Florida State University’s Student Code of Conduct in Question in Court

by | Jun 14, 2017


Is it a waste of time? Or is a legitimate fight for rights?

Florida Carry, a Second Amendment group is asking a three-judge panel of the 1st District Court of Appeal to make sure Florida State University revises the language in the student’s Code of Conduct about guns on campus.

Florida Carry wants the FSU student Code of Conduct to be identical to Florida law, and claims it is not.

The legal fight between Florida Carry and FSU started with a Florida Carry complaint to the courts about “erroneous” information about guns on campus that FSU printed in a football game day guide in 2015.

FSU agreed the information in the guide was incorrect. Florida Carry and an FSU student, said the guide contradicted a 2013 court ruling that the University of North Florida could not prevent firearms from being stowed in cars while on campus.

The only reason that we’re here on the issue of guns in vehicles is because we inadvertently had a continuation of the publication of the so-called game day plan, of an erroneous statement, and no one has disagreed from day one that that was an erroneous statement,” said Barry Richard, an attorney representing FSU in the matter.

The 28-page information guide was sent out by campus police. In print, it says that firearms can’t be stored in vehicles parked on campus.

Richard says the student Code of Conduct is a “statement of information” and not adopted rules. Attorney Richard also made the point, that when Florida Carry raised the issue in 2015, the university corrected the game-day guide “within hours” of the lawsuit being filed.

In 2016, Leon County Circuit Judge Charles Dodson ruled the Florida Carry argument was no longer valid since FSU corrected the game-day information.

But Florida Carry still argues FSU continues to improperly explain the state’s on-campus firearms laws in the university’s Code of Conduct for students.

They still have a student Code of Conduct that says guns are not allowed on campus. Either don’t say anything or quote state law. It’s that simple,” explains Eric Friday, the attorney representing Florida Carry.
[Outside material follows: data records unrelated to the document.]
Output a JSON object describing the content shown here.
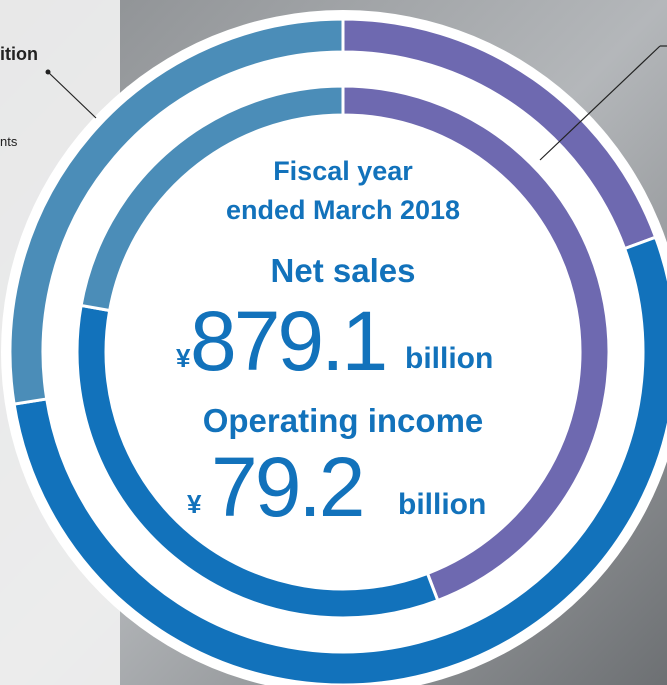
{
  "chart_data": {
    "type": "donut",
    "rings": [
      {
        "values": [
          19.4,
          53.1,
          27.5
        ],
        "colors": [
          "#6e69b0",
          "#1272bb",
          "#4b8db8"
        ]
      },
      {
        "values": [
          44.2,
          33.6,
          22.2
        ],
        "colors": [
          "#6e69b0",
          "#1272bb",
          "#4b8db8"
        ]
      }
    ],
    "left_labels": [
      "ition",
      "nts"
    ],
    "period": [
      "Fiscal year",
      "ended March 2018"
    ],
    "net_sales": {
      "label": "Net sales",
      "currency": "¥",
      "value": 879.1,
      "unit": "billion"
    },
    "operating_income": {
      "label": "Operating income",
      "currency": "¥",
      "value": 79.2,
      "unit": "billion"
    }
  }
}
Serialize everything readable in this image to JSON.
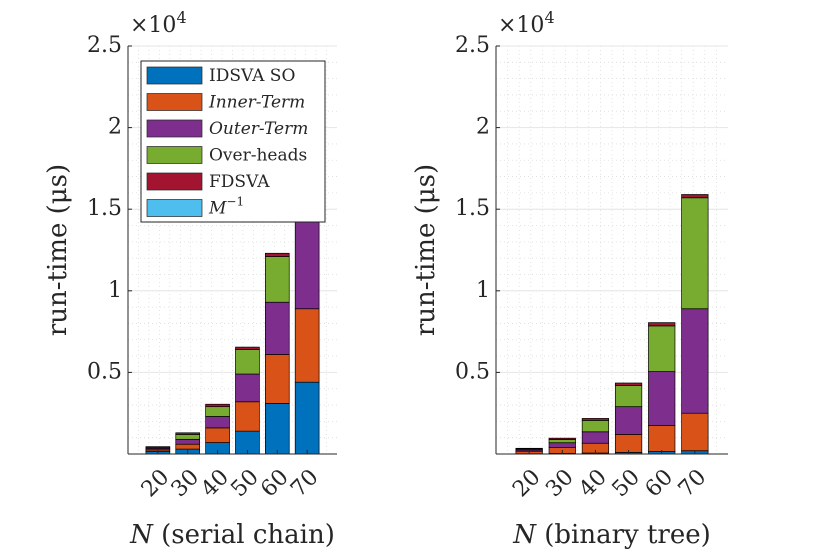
{
  "chart_data": [
    {
      "type": "bar",
      "stacked": true,
      "categories": [
        "20",
        "30",
        "40",
        "50",
        "60",
        "70"
      ],
      "ylabel": "run-time (μs)",
      "y_exponent_label": "×10",
      "y_exponent_power": "4",
      "xlabel_var": "N",
      "xlabel_rest": " (serial chain)",
      "ylim": [
        0,
        25000
      ],
      "yticks": [
        0.5,
        1,
        1.5,
        2,
        2.5
      ],
      "ytick_labels": [
        "0.5",
        "1",
        "1.5",
        "2",
        "2.5"
      ],
      "grid": true,
      "legend_placement": "top-left",
      "series": [
        {
          "name": "IDSVA SO",
          "color": "#0072BD",
          "values": [
            150,
            300,
            700,
            1400,
            3100,
            4400
          ]
        },
        {
          "name": "Inner-Term",
          "color": "#D95319",
          "values": [
            100,
            300,
            900,
            1800,
            3000,
            4500
          ]
        },
        {
          "name": "Outer-Term",
          "color": "#7E2F8E",
          "values": [
            100,
            300,
            700,
            1700,
            3200,
            6600
          ]
        },
        {
          "name": "Over-heads",
          "color": "#77AC30",
          "values": [
            60,
            300,
            600,
            1500,
            2800,
            7000
          ]
        },
        {
          "name": "FDSVA",
          "color": "#A2142F",
          "values": [
            40,
            100,
            150,
            150,
            200,
            200
          ]
        },
        {
          "name": "M",
          "color": "#4DBEEE",
          "values": [
            0,
            0,
            0,
            0,
            0,
            0
          ]
        }
      ]
    },
    {
      "type": "bar",
      "stacked": true,
      "categories": [
        "20",
        "30",
        "40",
        "50",
        "60",
        "70"
      ],
      "ylabel": "run-time (μs)",
      "y_exponent_label": "×10",
      "y_exponent_power": "4",
      "xlabel_var": "N",
      "xlabel_rest": " (binary tree)",
      "ylim": [
        0,
        25000
      ],
      "yticks": [
        0.5,
        1,
        1.5,
        2,
        2.5
      ],
      "ytick_labels": [
        "0.5",
        "1",
        "1.5",
        "2",
        "2.5"
      ],
      "grid": true,
      "series": [
        {
          "name": "IDSVA SO",
          "color": "#0072BD",
          "values": [
            20,
            40,
            60,
            100,
            150,
            200
          ]
        },
        {
          "name": "Inner-Term",
          "color": "#D95319",
          "values": [
            150,
            350,
            600,
            1100,
            1600,
            2300
          ]
        },
        {
          "name": "Outer-Term",
          "color": "#7E2F8E",
          "values": [
            80,
            300,
            700,
            1700,
            3300,
            6400
          ]
        },
        {
          "name": "Over-heads",
          "color": "#77AC30",
          "values": [
            60,
            200,
            700,
            1300,
            2800,
            6800
          ]
        },
        {
          "name": "FDSVA",
          "color": "#A2142F",
          "values": [
            40,
            80,
            120,
            150,
            200,
            200
          ]
        },
        {
          "name": "M",
          "color": "#4DBEEE",
          "values": [
            0,
            0,
            0,
            0,
            0,
            0
          ]
        }
      ]
    }
  ],
  "legend": {
    "items": [
      {
        "label": "IDSVA SO",
        "color": "#0072BD",
        "italic": false,
        "sup": ""
      },
      {
        "label": "Inner-Term",
        "color": "#D95319",
        "italic": true,
        "sup": ""
      },
      {
        "label": "Outer-Term",
        "color": "#7E2F8E",
        "italic": true,
        "sup": ""
      },
      {
        "label": "Over-heads",
        "color": "#77AC30",
        "italic": false,
        "sup": ""
      },
      {
        "label": "FDSVA",
        "color": "#A2142F",
        "italic": false,
        "sup": ""
      },
      {
        "label": "M",
        "color": "#4DBEEE",
        "italic": true,
        "sup": "−1"
      }
    ]
  }
}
The recently updated Code of Conduct has a section outlining violations of student behavior: “On-campus possession or use of firearms, antique firearms, ammunition, destructive devices, or other weapons or dangerous articles or substances, including but not limited to non-lethal weapons such as pellet guns, bb guns, paintball markers, slingshots, crossbows, stun guns, tasers, metallic knuckles, archery equipment, or any dangerous chemical or biological agent.”

While Florida law prohibits people with concealed-weapons licenses from carrying guns on college campuses, the code outlines exemptions to the rule but doesn’t note the law allowing guns to be stowed in cars.